Elle transforme des fragments du quotidien en objets poétiques : engrenages, graines et pétales deviennent broches, talismans ou motifs, mariant la délicatesse du vivant aux arts du feu. Gravure et peinture prolongent cette recherche de traces et de palimpsestes, où se superposent empreintes, transparences et mémoires. Les vestiges du temps.
Au cœur de ce travail bat le pouls du Temps : celui, inéluctable,
qui marque la transition de l'enfance à l'âge adulte, là où la
rêverie menace de s'effacer. Sa fascination pour l'érosion, la rouille et les patines n’est pas une quête de la ruine, mais une recherche de la mémoire. La matière est traitée pour devenir le vestige d'une civilisation imaginaire, un artefact rescapé du naufrage de l'oubli. Ses sculptures se présentent ainsi comme des trésors archéologiques d'un monde intérieur, invitant le spectateur à renouer avec sa propre part d'innocence et à prolonger, le temps d'un regard, une histoire que l'on croyait éteinte. Un chemin affirmé. Son parcours s’est construit au fil d’expositions en France et à l’international, notamment en Corée du Sud, en Israël et aux États-Unis. Cette trajectoire a été ponctuée de prix et de distinctions honorifiques, saluant la singularité de sa démarche. Ses œuvres ont, au fil des années, intégré des collections privées et publiques, en France comme à l’étranger.

Fabienne Texier
Originaire de Niort et les pieds bien ancrés dans le marais
poitevin entre Cram-Chaban, Saint-Hilaire-la-Palud et Coulon.

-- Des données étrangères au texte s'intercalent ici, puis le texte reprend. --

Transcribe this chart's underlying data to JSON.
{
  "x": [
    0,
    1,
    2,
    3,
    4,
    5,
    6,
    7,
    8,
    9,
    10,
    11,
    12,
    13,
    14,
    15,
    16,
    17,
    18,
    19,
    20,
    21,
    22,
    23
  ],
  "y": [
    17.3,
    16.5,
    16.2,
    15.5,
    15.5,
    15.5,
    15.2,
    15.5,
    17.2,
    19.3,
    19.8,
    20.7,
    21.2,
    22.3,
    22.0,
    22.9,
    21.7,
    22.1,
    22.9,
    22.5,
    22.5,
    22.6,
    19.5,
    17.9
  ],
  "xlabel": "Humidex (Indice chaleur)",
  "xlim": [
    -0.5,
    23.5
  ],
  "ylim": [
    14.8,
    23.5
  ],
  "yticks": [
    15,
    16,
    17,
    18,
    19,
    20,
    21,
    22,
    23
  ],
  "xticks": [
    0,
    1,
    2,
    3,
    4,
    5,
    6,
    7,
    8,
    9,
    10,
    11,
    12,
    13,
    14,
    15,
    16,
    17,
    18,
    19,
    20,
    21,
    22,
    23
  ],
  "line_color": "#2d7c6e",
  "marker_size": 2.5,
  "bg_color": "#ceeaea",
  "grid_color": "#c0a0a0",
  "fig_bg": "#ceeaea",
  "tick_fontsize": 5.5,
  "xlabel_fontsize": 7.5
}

Magnésienne d’adoption par attachement familial, nièce de
Bernard Texier, à l’origine avec Jean Thebault du Festival international de peinture et cousine de Richard Texier, fils de Bernard et artiste de renommée internationale.
Historienne de l’art et de l’archéologie, je suis intimement
convaincue comme le regretté Edgar Morin que « l’art nous rend meilleur et développe notre altruisme ». Que serait la vie sans art ?
Présidente de plusieurs associations culturelles et patrimoniales, Société historique et scientifique des Deux-Sèvres (SHSDS),
Association de Sauvegarde et d'Étude des Instruments Scientifiques et Techniques de l'Enseignement (ASEISTE), Alienor.org, Conseil des musées, j’œuvre au quotidien à la protection et à la connaissance des patrimoines.